International Architecture Exhibition titled How will we live together? is curated by Hashim Sarkis and organized by La Biennale di Venezia. This topic couldn’t be any more timely as we are still in the thick of a pandemic and many lockdowns. As Sarkis describes the theme, it is about establishing a new spatial contract.
In the context of widening political divides and growing economic inequalities, Sarkis is calling on architects to imagine spaces in which we can generously live together:
– together as human beings who, despite increasing individuality, yearn to connect with one another and with other species across digital and real space;
– together as new households looking for more diverse and dignified spaces for inhabitation;
– together as emerging communities that demand equity, inclusion, and spatial identity;
– together across political borders to imagine new geographies of association;
– together as a planet facing crises that require global action for all of us to continue living at all.
The participants in the 17th International Architecture Exhibition are collaborating with other professions and constituencies – artists, builders, engineers, and craftspeople, but also politicians, journalists, social scientists, and everyday citizens. In effect, the Biennale Architettura 2021 asserts the vital role of the architect as both cordial convener and custodian of the spatial contract.
In parallel, this Exhibition also maintains that it is in its material, spatial, and cultural specificity that architecture inspires the ways we live together. In that respect, we ask the participants to highlight those aspects of the main theme that are uniquely architectural.
Unpacking the Question:
The theme of this Biennale Architettura is its title is a question: How will we live together? The question is open.
How: Speaks to practical approaches and concrete solutions, highlighting the primacy of problem-solving in architectural thinking.
Will: Signals looking toward the future but also seeking vision and determination, drawing from the power of the architectural imaginary.
We: Is first person plural and thus inclusive of other peoples, of other species, appealing to a more empathetic understanding of architecture.
Live: Means not simply to exist but to thrive, to flourish, to inhabit, and to express life, tapping into architecture’s inherent optimism.
Together: Implies collectives, commons, universal values, highlighting architecture as a collective form and a form of collective expression.
The open question, not a rhetorical one, looking for (many) answers, celebrating the plurality of values in and through architecture.
And it is indeed as much a social and political question as a spatial one. More recently, rapidly changing social norms, the political polarization between left and right, climate change, and the growing gap between labor and capital are making this question more urgently relevant and at different scales than before. In parallel, the weakness of the political models being proposed today compels us to put space first and, perhaps like Aristotle, look at the way architecture shapes inhabitation in order to imagine potential models for how we could live together.
Every generation feels compelled to ask this question and answer it in its own, unique way. Today, unlike with previous ideologically-driven generations, there seems to be a consensus that there is no single source from which such an answer can come. The plurality of sources and diversity of answers will only enrich our living together, not impede it.
In the context of the Biennale Architettura we are asking architects this question because we believe they have the ability to present more inspiring answers than politics has been thus far offering in much of the world. We are asking architects because architects are good conveners of different actors and experts in the design and construction process. We are asking architects because we, as architects, are preoccupied with shaping the spaces in which people live together and because we frequently imagine these settings differently than do the social norms that dictate them.
Hopefully, the question continues to propel us hopefully ahead and, in doing so, to build on the optimism that drives architecture and architects. Our profession is tasked with designing better spaces for better living. Our challenge is not whether to be optimistic or not. There we have no choice. It is rather how successful we are at transposing the inhabitants to better lives through the ‘wish images’ that we produce with architecture.

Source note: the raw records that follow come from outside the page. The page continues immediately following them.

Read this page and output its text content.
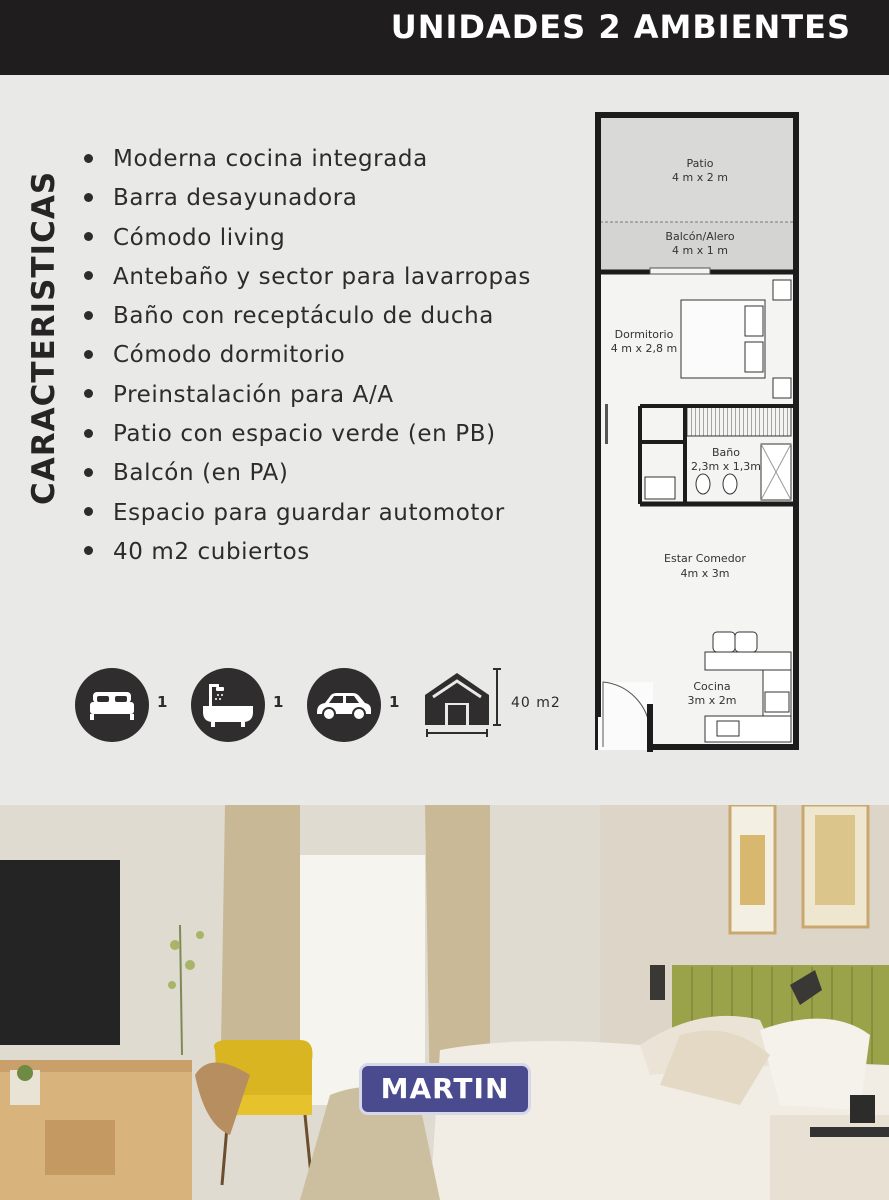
UNIDADES 2 AMBIENTES
CARACTERISTICAS
Moderna cocina integrada
Barra desayunadora
Cómodo living
Antebaño y sector para lavarropas
Baño con receptáculo de ducha
Cómodo dormitorio
Preinstalación para A/A
Patio con espacio verde (en PB)
Balcón (en PA)
Espacio para guardar automotor
40 m2 cubiertos
1	1	1	40 m2
Patio
4 m x 2 m
Balcón/Alero
4 m x 1 m
Dormitorio
4 m x 2,8 m
Baño
2,3m x 1,3m
Estar Comedor
4m x 3m
Cocina
3m x 2m
MARTIN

The current global pandemic has no doubt made the question that this Biennale Architettura is asking all the more relevant and timely, even if somehow ironic, given the imposed isolation. It may indeed be a coincidence that the theme was proposed a few months before the pandemic. However, many of the reasons that initially led us to ask this question – the intensifying climate crisis, massive population displacements, political instabilities around the world, and growing racial, social, and economic inequalities, among others – have led us to this pandemic and have become all the more relevant.